Filmmakers have always been intrigued by the loneliness and isolation felt by teens everywhere, not just in anonymous suburbs lined with big box stores off interstate highways. Euphonia is a brilliant tiny feature clocking in just under an hour (it actually may not be considered a feature by some festival standards) and it explores this isolation due to technology on a more primal level than most, by isolating a key element of the film: its soundtrack.

Recalling Amir Naderi’s brilliant yet little seen Sound Barrier, a film sharing the frustrations of a psychologically deaf boy searching for the voice of his mother (and thus his own voice) and Thomas Riedelsheimer’s stellar documentary Touch The Sound, about deaf musician Evelyn Glennie , Danny Madden’s Euphonia also uses sound to great effect. Following an unnamed boy (Benjamin J. Papac), a high school student who works nights in a big box store acquires a small digital recorder and sets about obsessively documenting his world. The film applies a minimalist approach — we learn very little about his boy as the recorder threatens to engulf his world.

Here is a film that is riddled with questions of the truth and memory, of process and art, and the line between art and life:, covering an awful lot of ground in its short running time (although, strangely, it might pack the same punch in a more condensed form as well). Some artists, writers and filmmakers know where to draw the line between recording or gathering material for a project and when to not, and thus this can effect one’s personal relationships (if you don’t believe me, I urge you to see any of Nina Davinport’s films). Often real life has to stop when the recorder runs out of batteries. The audiences share this frustration, often with the filmmakers.

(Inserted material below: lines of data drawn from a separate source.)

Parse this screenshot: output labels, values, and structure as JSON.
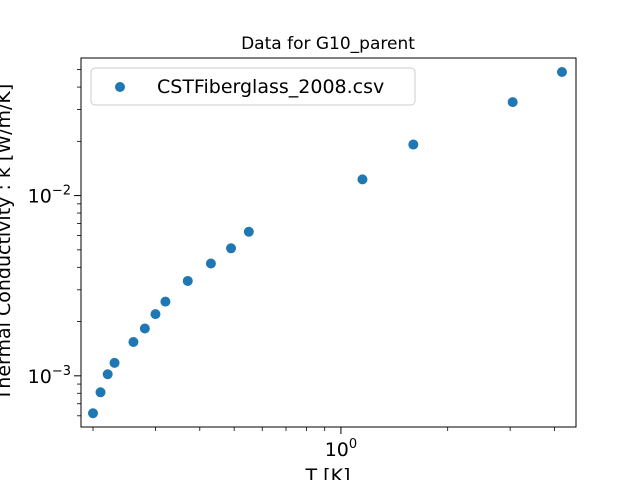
{
  "chart_data": {
    "type": "scatter",
    "title": "Data for G10_parent",
    "xlabel": "T [K]",
    "ylabel": "Thermal Conductivity : k [W/m/K]",
    "xscale": "log",
    "yscale": "log",
    "xlim": [
      0.185,
      4.6
    ],
    "ylim": [
      0.00052,
      0.058
    ],
    "grid": false,
    "legend_position": "top-left",
    "x_ticks": [
      {
        "value": 1,
        "base": "10",
        "exp": "0"
      }
    ],
    "y_ticks": [
      {
        "value": 0.001,
        "base": "10",
        "exp": "−3"
      },
      {
        "value": 0.01,
        "base": "10",
        "exp": "−2"
      }
    ],
    "series": [
      {
        "name": "CSTFiberglass_2008.csv",
        "color": "#1f77b4",
        "x": [
          0.2,
          0.21,
          0.22,
          0.23,
          0.26,
          0.28,
          0.3,
          0.32,
          0.37,
          0.43,
          0.49,
          0.55,
          1.15,
          1.6,
          3.05,
          4.2
        ],
        "y": [
          0.00062,
          0.00081,
          0.00102,
          0.00118,
          0.00154,
          0.00183,
          0.0022,
          0.00258,
          0.00336,
          0.0042,
          0.0051,
          0.0063,
          0.0123,
          0.0192,
          0.033,
          0.0485
        ]
      }
    ]
  }
}
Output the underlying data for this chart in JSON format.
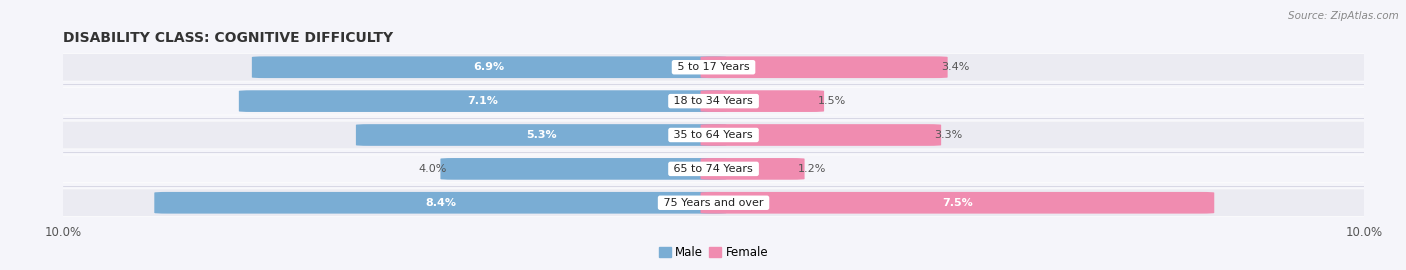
{
  "title": "DISABILITY CLASS: COGNITIVE DIFFICULTY",
  "source": "Source: ZipAtlas.com",
  "categories": [
    "5 to 17 Years",
    "18 to 34 Years",
    "35 to 64 Years",
    "65 to 74 Years",
    "75 Years and over"
  ],
  "male_values": [
    6.9,
    7.1,
    5.3,
    4.0,
    8.4
  ],
  "female_values": [
    3.4,
    1.5,
    3.3,
    1.2,
    7.5
  ],
  "male_color": "#7aadd4",
  "female_color": "#f08cb0",
  "row_bg_color": "#ebebf2",
  "row_alt_bg_color": "#f5f5fa",
  "bg_color": "#f5f5fa",
  "max_val": 10.0,
  "title_fontsize": 10,
  "label_fontsize": 8,
  "category_fontsize": 8,
  "source_fontsize": 7.5,
  "bar_height": 0.6,
  "inside_label_threshold": 4.5
}
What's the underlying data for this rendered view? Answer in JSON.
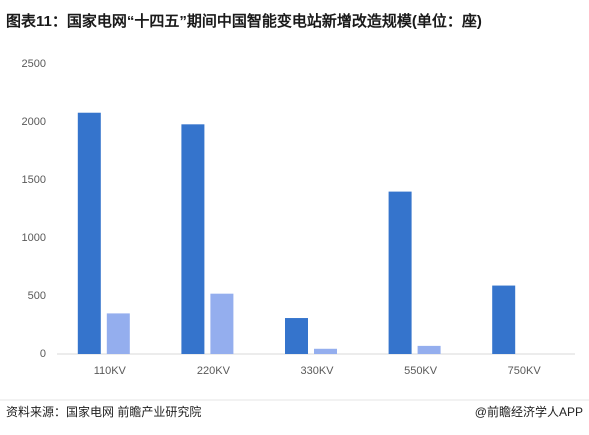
{
  "chart_data": {
    "type": "bar",
    "title": "图表11：国家电网“十四五”期间中国智能变电站新增改造规模(单位：座)",
    "categories": [
      "110KV",
      "220KV",
      "330KV",
      "550KV",
      "750KV"
    ],
    "series": [
      {
        "color": "#3574cc",
        "values": [
          2080,
          1980,
          310,
          1400,
          590
        ]
      },
      {
        "color": "#94aeee",
        "values": [
          350,
          520,
          45,
          70,
          null
        ]
      }
    ],
    "ylim": [
      0,
      2500
    ],
    "yticks": [
      0,
      500,
      1000,
      1500,
      2000,
      2500
    ],
    "grid": false,
    "source": "资料来源：国家电网 前瞻产业研究院",
    "brand": "@前瞻经济学人APP"
  }
}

Euphonia, I assume, will be widely embraced especially by filmmakers peeling back the level of frustration we face: either we get it or we don’t. If there is that one small technical thing wrong with an otherwise flawless scene, is the moment usable? It’s rare we see this frustration played out — and by recording sound as an element that is both diegetic and non-diegetic (for example, our hero will record sound in a scene, and walk off camera with the recorder), the world (although in sync) slowly unravels, approximating reality in a fascinating and uncomfortable way as the landscape and soundscape don’t often match.

The goal of capturing reality is always a mediation of reality, whether on film or via a soundscape, it’s all entirely subjective. Euphonia reveals this problem rather masterfully. It’s a disjointed portrait of media saturation, of an era where we create and broadcast a vast body of data about ourselves: sounds, videos, images and status updates – and for what purpose? Here is an experimental narrative that perhaps answers this one a little too easily, yet it is one of the most exciting films I have seen in months.

Euphonia is currently screening at SXSW.